Meskipun belum diumumkan secara resmi, nama-nama seperti Susi Pujiastuti, Retno Marsudi, dan Puan Maharani sangat mungkin dilibatkan.
Apa yang Terjadi Saat Kaum Ibu Ini Bertemu?
Ramai? Pasti. Namun, kita semua berharap bahwa emak-emak atau ibu bangsa—apa pun sebutan mereka—masing-masing kubu menunjukkan kesantunan wanita Indonesia yang anggun dan berbudi luhur. Kegaduhan di medsos antara wanita pendukung Jokowi-Ma’ruf dan Prabowo-Sandi seharusnya tidak dibawa ke ranah publik. Ingatan saya akan perkelahian dua tetangga saya yang sama-sama ibu-ibu membuat saya ngeri. Baru pertama kali itu saya melihat pertarungan ‘full body contact’ antara dua orang wanita. Mereka saling teriak, saling cakar dan saling jambak yang menurut saya lebih menyeramkan ketimbang perkelahian Valak dengan Kuntilanak. Wakakak.

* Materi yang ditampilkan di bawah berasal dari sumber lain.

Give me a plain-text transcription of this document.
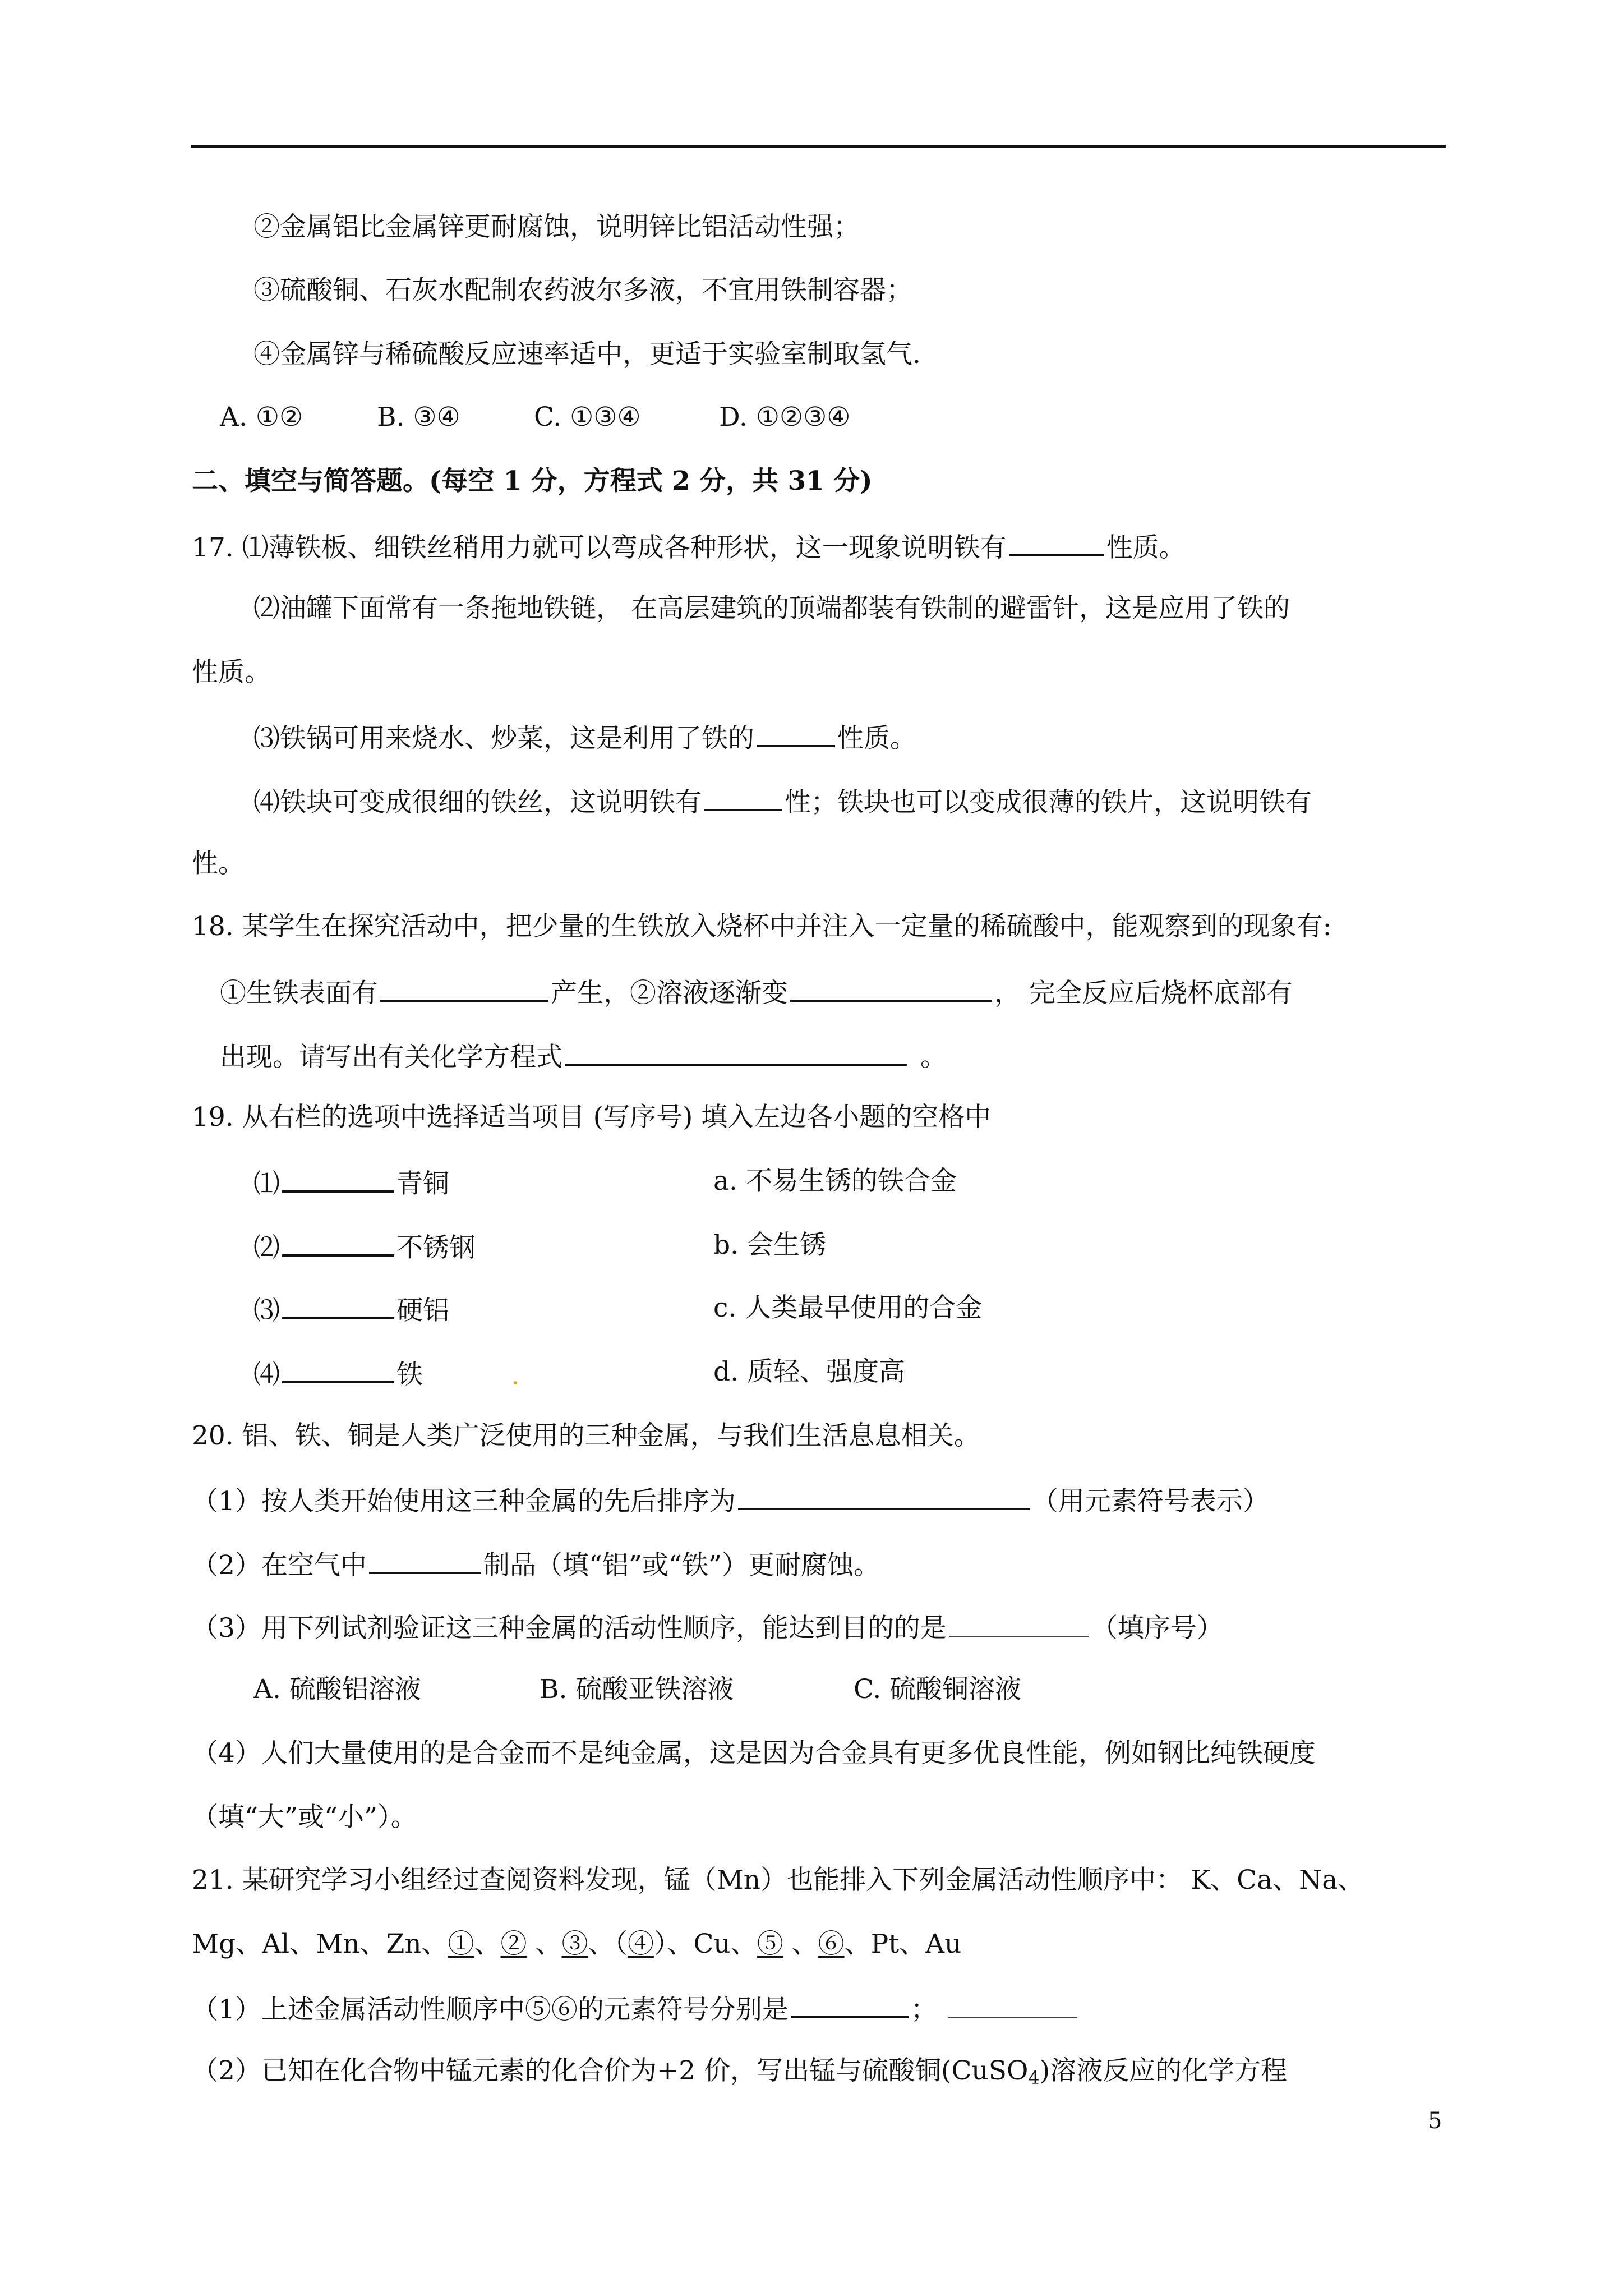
②金属铝比金属锌更耐腐蚀，说明锌比铝活动性强；
③硫酸铜、石灰水配制农药波尔多液，不宜用铁制容器；
④金属锌与稀硫酸反应速率适中，更适于实验室制取氢气.
A. ①②	B. ③④	C. ①③④	D. ①②③④
二、填空与简答题。(每空 1 分，方程式 2 分，共 31 分)
17. ⑴薄铁板、细铁丝稍用力就可以弯成各种形状，这一现象说明铁有	性质。
⑵油罐下面常有一条拖地铁链， 在高层建筑的顶端都装有铁制的避雷针，这是应用了铁的
性质。
⑶铁锅可用来烧水、炒菜，这是利用了铁的	性质。
⑷铁块可变成很细的铁丝，这说明铁有	性；铁块也可以变成很薄的铁片，这说明铁有
性。
18. 某学生在探究活动中，把少量的生铁放入烧杯中并注入一定量的稀硫酸中，能观察到的现象有:
①生铁表面有	产生，②溶液逐渐变	， 完全反应后烧杯底部有
出现。请写出有关化学方程式	。
19. 从右栏的选项中选择适当项目 (写序号) 填入左边各小题的空格中
⑴	青铜	a. 不易生锈的铁合金
⑵	不锈钢	b. 会生锈
⑶	硬铝	c. 人类最早使用的合金
⑷	铁	d. 质轻、强度高
20. 铝、铁、铜是人类广泛使用的三种金属，与我们生活息息相关。
（1）按人类开始使用这三种金属的先后排序为	（用元素符号表示）
（2）在空气中	制品（填“铝”或“铁”）更耐腐蚀。
（3）用下列试剂验证这三种金属的活动性顺序，能达到目的的是	（填序号）
A. 硫酸铝溶液	B. 硫酸亚铁溶液	C. 硫酸铜溶液
（4）人们大量使用的是合金而不是纯金属，这是因为合金具有更多优良性能，例如钢比纯铁硬度
（填“大”或“小”）。
21. 某研究学习小组经过查阅资料发现，锰（Mn）也能排入下列金属活动性顺序中： K、Ca、Na、
Mg、Al、Mn、Zn、①、② 、③、（④）、Cu、⑤ 、⑥、Pt、Au
（1）上述金属活动性顺序中⑤⑥的元素符号分别是	；
（2）已知在化合物中锰元素的化合价为+2 价，写出锰与硫酸铜(CuSO$_4$)溶液反应的化学方程
5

Mengapa begitu? Karena wanita zaman now sudah demikian maju dan cerdas sehingga sewajarnya menampilkan keunggulan capres-cawapres unggulannya tanpa menjelek-jelekkan kubu lawan. Kitalah yang nanti menilai kinerja mereka. Biarlah kinerja dan kiprah mereka menjadi pertunjukan demokrasi yang mempesona dan meriah. Bukan malah membuat publik terpana dan marah. Semoga demikian.
*Xavier Quentin Pranata, pelukis kehidupan di kanvas jiwa.